Species belong to the Alexandrium tamarense complex are cryptic and cannot be distinguished from one another using light microscopy alone [15]. Some aspects of the morphological appearance of Alexandrium cells from Twofold Bay initially resembled that which are commonly reported for A. catenella (= Group I, formerly known as A. fundyense), for example, they were commonly found as single cells rather than in short chains, a common feature of A. pacificum [50]. However, further investigation using qPCR, amplicon sequencing, and later, culture isolation and characterisation, correctly identified the causative organism as Alexandrium pacificum (Figure 3 and Figure 4), with Alexandrium catenella (=Group 1) not found to be present. Morphological characterisation of the cultured strains showed the typical A. pacificum morphology, such as the cell size and shape with its distinct plate structure [15]. Cells were slightly longer than wide and occurred either as single cells or in chain form, with helmet-shaped episome and roughly trapezoidal hyposome [15]. This study documented the rare formation of 12 cell chains, which is the first time this has been reported for A. pacificum to our knowledge. The strains usually have a smooth cell surface, ornamented with many scattered small pores [15]. In our study, we also observed different sized pores, also in close contact (pairs), which has not been reported before (Figure 6L,M). The plate formula is Po, 4′ 6′′ 6c 8s 5′′′ 2′′′′, which is same as described for other A. pacificum strains. The irregularly rhomboidal first apical plate contacted the Po and Sa plates (Figure 5F–J,N). Moreover, we observed the presence of a ventral pore, which has not been reported for A. pacificum before (Figure 4B and Figure 5I,J,O arrows). The number of sulcal plates may vary from 8 to 10 [15] and in this study, we found the presence of eight sulcal plates (Figure 5L,M and Figure 6K). A pentagonal Sp plate with same length and width is commonly found in A. pacificum stains [15], whereas in our study, we found the length is slightly longer than the width (Figure 5I,L,M and Figure 6I). A posterior connecting pore was also present in the Sp plates as previously reported [15]. Generally, an anterior connecting pore is found in the Po [15]. However, in our study, no anterior connecting pore was observed.

Phylogenetic analysis revealed that the isolated strains clustered in a well-supported clade with other A. pacificum (Group IV of the A. tamarense species complex) strains (Figure 7A,B). Both of the trees based on LSU and SSU sequences show those strains position with other A. pacificum in the same clade (Figure 7A,B).

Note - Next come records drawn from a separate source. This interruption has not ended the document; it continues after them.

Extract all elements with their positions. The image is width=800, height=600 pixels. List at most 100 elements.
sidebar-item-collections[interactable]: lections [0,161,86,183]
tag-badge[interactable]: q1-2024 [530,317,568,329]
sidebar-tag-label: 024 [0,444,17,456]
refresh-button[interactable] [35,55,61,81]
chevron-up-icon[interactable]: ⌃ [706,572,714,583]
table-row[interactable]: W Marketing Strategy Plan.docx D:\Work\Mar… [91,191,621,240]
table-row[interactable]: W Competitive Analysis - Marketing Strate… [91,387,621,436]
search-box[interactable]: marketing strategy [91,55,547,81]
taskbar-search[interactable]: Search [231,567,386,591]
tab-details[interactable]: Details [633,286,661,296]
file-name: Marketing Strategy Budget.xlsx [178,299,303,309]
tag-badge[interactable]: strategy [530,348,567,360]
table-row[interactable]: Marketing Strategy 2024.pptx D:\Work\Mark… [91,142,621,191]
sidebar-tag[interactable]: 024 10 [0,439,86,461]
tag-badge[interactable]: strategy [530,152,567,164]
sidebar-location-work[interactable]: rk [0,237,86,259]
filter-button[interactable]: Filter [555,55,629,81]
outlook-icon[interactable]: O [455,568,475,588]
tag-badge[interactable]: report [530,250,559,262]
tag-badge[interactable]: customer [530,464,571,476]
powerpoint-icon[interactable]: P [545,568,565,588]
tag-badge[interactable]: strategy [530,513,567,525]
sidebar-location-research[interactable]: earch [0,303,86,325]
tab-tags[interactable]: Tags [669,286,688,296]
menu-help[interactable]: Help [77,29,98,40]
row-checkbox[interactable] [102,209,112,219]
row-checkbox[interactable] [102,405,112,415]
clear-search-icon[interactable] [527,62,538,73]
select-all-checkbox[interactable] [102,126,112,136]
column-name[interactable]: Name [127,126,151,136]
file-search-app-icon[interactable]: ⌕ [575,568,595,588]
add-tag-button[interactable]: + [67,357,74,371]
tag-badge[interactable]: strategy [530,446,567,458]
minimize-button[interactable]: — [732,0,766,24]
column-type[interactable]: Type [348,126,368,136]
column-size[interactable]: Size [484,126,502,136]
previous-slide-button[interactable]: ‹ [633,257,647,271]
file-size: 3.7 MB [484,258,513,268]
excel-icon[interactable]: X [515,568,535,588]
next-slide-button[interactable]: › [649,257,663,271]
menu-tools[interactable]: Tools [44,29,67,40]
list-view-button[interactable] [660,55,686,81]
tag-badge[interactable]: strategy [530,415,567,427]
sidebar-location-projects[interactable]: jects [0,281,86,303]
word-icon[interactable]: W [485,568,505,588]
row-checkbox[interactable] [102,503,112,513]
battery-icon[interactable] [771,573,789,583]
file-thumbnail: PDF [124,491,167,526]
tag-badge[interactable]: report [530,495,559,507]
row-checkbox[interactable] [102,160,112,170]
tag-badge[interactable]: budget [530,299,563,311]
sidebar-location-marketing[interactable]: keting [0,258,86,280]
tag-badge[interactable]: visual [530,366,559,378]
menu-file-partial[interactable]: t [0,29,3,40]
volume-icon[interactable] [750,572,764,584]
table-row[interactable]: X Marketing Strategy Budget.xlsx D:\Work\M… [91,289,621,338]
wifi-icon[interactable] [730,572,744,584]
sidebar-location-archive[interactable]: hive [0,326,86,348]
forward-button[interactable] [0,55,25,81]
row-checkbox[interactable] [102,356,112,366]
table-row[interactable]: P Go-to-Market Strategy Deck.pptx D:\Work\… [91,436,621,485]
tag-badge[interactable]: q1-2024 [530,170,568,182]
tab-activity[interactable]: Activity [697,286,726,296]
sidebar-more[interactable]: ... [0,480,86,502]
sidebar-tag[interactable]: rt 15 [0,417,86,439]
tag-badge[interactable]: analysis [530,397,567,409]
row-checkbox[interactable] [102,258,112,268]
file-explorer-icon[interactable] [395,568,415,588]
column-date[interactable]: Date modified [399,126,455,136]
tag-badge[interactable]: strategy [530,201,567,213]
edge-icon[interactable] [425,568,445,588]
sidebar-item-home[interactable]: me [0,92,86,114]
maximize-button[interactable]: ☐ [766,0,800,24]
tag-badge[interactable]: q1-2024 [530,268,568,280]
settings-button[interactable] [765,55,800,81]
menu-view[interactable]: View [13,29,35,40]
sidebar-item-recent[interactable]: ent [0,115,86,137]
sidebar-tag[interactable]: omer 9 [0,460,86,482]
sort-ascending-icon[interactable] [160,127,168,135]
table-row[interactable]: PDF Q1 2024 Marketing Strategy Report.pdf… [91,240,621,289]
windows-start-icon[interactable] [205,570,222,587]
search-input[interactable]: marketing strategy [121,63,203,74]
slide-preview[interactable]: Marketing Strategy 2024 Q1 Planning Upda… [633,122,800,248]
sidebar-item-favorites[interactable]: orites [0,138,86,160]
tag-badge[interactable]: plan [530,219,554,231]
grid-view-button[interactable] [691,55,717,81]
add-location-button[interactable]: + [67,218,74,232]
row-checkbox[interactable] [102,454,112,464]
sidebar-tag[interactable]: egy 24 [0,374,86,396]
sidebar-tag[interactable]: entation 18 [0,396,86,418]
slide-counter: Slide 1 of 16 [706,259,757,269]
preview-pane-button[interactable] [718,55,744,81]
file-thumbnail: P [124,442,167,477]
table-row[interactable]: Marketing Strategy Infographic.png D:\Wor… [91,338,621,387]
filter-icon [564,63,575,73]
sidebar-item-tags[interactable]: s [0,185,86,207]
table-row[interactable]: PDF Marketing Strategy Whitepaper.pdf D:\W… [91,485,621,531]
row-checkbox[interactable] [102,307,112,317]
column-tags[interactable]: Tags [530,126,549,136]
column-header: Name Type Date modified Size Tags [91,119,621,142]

Both clonal isolates from this study produced PSTs, with little variation found in their toxin profiles. Alexandrium pacificum strains produce C1, C2, GTX1, GTX4, GTX5, dcSTX, dcNEO, NEO and STX in different concentrations, which has been reported in previous studies of A. pacificum. Different STX analogues like B1, C1, C2, GTX 1-6, dcGTX3, dcSTX, dcNEO, NEO and STX have been reported in different studies of A. pacificum around the world [14,22,55,56,57,58,59,60,61]. The toxin data presented in this study are indicative only, and future work should include a more rigorous investigation into the intra- and interstrain toxin variability of A. pacificum blooms in south eastern Australia

5. Conclusions

This study reports on the first contamination of blue mussels (Mytilus galloprovincialis) due to an unprecedented bloom of the toxic dinoflagellate Alexandrium pacificum in Twofold Bay, Australia. This was the first record of PSTs above the regulatory limit in commercial aquaculture in south-eastern Australia. Unequivocal identification of this species was undertaken using molecular genetic tools complemented with light and scanning electron microscopy.

This region of the world is a global hotspot for ocean warming [62]. Changes such as increasing water temperature, rainfall, salinity, and nutrient availability may influence the frequency, duration and extent of HABs in this region into the future [53]. More studies are required to determine the specific factors which influence A. pacificum blooms in this region.